The EU has several alternative, non-Russian sources from which to pull diesel/gasoil, including Saudi Arabia, the UAE and Kuwait of late. In October, combined imports from these three countries into the EU27 averaged 382,000bl/d, just under September’s year-to-date high of 400,000bl/d. Our expectation is that this trade flow has the potential to push higher as Russian sanctions approach.
Only recently have US Gulf refiners shown a slight willingness to push more gasoil/diesel into Europe. In September, US departures for the EU pushed to 73,000bl/d, the highest in over a year. But Latin America remains US refiners’ central focus for now.
October’s US-sourced Latin American diesel/gasoil imports averaged 962,000bl/d, off August’s 1.13mn bl/d record high but well above the 710,000bl/d 2021 average. This is hardly surprising as the US has long been the region’s most important source of petroleum product deliveries.

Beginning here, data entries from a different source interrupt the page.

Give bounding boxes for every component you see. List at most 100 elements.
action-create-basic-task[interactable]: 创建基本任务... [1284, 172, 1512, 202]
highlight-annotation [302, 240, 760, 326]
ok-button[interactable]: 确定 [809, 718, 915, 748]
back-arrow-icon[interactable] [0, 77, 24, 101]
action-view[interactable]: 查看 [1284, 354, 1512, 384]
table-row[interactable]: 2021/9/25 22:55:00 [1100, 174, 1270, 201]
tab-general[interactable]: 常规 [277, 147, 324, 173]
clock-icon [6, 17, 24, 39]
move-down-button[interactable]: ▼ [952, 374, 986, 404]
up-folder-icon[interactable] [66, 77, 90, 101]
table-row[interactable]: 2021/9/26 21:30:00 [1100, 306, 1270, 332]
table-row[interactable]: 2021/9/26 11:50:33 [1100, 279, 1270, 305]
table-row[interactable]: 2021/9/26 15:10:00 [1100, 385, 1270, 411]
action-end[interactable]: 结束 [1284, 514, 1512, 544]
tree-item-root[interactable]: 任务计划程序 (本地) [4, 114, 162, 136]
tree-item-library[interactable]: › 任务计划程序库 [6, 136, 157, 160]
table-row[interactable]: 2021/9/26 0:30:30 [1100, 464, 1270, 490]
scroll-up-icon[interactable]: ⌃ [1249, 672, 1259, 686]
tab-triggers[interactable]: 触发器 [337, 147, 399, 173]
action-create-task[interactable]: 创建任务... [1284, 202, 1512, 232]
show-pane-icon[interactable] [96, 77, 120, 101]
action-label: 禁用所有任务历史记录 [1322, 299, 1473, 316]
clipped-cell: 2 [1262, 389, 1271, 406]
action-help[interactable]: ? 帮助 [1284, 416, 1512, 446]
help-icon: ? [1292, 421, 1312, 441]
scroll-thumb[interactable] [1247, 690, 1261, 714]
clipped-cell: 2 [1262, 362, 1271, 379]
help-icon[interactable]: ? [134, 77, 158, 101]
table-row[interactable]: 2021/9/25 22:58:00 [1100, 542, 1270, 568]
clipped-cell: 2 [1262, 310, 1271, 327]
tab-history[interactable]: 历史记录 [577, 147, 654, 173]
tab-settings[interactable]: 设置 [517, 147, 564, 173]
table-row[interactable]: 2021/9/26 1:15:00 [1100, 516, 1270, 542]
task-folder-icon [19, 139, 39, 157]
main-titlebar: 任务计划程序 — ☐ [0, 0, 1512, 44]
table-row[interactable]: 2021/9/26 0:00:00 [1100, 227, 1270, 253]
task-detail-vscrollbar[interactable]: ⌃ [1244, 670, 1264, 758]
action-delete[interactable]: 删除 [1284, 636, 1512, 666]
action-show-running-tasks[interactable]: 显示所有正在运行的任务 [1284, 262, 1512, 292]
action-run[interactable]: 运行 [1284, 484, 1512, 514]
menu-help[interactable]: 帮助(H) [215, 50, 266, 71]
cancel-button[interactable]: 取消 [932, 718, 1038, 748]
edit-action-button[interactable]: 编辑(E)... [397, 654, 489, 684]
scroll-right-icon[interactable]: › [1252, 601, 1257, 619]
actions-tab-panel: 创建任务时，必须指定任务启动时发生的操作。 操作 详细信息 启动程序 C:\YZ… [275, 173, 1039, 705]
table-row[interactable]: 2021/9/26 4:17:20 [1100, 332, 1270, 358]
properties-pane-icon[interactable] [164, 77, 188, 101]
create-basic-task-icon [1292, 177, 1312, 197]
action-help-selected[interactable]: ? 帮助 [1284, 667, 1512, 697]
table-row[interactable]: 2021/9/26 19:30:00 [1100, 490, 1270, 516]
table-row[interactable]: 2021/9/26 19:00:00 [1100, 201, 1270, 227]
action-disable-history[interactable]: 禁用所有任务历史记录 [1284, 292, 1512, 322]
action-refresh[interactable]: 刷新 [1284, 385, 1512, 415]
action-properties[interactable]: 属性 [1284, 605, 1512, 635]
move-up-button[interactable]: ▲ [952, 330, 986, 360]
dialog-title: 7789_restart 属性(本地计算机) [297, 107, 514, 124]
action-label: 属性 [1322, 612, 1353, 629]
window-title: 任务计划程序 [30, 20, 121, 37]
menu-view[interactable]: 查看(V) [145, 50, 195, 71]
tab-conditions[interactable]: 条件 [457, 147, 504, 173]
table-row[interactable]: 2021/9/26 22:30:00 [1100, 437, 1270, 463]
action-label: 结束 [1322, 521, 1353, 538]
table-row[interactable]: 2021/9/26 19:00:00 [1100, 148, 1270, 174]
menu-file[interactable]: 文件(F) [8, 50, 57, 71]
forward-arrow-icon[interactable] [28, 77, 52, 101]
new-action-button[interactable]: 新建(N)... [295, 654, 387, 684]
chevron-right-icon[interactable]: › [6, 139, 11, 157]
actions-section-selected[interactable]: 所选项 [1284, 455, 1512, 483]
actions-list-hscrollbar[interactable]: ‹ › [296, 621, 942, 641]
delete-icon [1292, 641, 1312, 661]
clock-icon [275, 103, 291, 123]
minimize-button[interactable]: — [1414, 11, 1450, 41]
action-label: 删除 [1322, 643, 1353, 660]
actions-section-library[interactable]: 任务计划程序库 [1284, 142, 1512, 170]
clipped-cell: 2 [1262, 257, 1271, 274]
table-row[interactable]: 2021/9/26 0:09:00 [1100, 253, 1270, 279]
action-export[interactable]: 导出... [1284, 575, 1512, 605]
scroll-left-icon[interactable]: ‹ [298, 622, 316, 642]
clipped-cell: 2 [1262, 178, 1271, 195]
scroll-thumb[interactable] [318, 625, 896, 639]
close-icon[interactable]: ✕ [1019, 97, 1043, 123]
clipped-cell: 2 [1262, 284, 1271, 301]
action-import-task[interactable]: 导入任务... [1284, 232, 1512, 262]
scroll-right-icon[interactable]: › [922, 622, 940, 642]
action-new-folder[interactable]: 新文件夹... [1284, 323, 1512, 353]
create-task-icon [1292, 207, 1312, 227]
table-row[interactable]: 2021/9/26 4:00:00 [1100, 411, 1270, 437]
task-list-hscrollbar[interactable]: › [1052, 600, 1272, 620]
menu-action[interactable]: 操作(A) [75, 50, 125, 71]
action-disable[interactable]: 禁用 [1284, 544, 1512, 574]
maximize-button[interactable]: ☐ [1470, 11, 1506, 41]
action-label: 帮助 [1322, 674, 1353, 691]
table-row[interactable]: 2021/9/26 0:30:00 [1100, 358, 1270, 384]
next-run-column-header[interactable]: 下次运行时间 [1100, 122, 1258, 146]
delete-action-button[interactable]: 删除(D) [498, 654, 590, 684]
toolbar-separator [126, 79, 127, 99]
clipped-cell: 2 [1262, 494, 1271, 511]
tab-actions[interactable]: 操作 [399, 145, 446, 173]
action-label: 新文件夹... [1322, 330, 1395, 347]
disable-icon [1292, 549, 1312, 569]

But there is a distinct possibility US product flows will undergo a broader shift towards Europe in early 2023. Such prices might be dictated by not only post-Russian import ban prices but also economic manoeuvring among Latin American players. Brazil, in particular, has previously indicated a future ambition to lift large additional Russian diesel/gasoil volumes.
This would mark a major shift. However, year-to-date Brazil has imported almost no volumes from Russia, even after then Brazilian foreign minister Carlos Franca talked up Russian imports into the country’s agricultural and transport sectors during a July UN visit. And, following the Brazilian elections, it is possible the new Lula regime will be more averse to working with Russia.
Ultimately, Europe will find alternatives to Russian diesel: it has little choice. It appears unlikely the bloc will backtrack on previous sanctions commitments, meaning the period until February is likely to be bumpy as long-established trade flows are forced to readjust.
Winter will also play a role. If temperatures plummet on the continent, spot diesel price spikes are certainly possible. At this point, we expect outcomes ranging from relatively mild to catastrophic are all on the table for European diesel markets over the next several months.
Reid I’Anson is senior commodity analyst at the intelligence company, Kpler.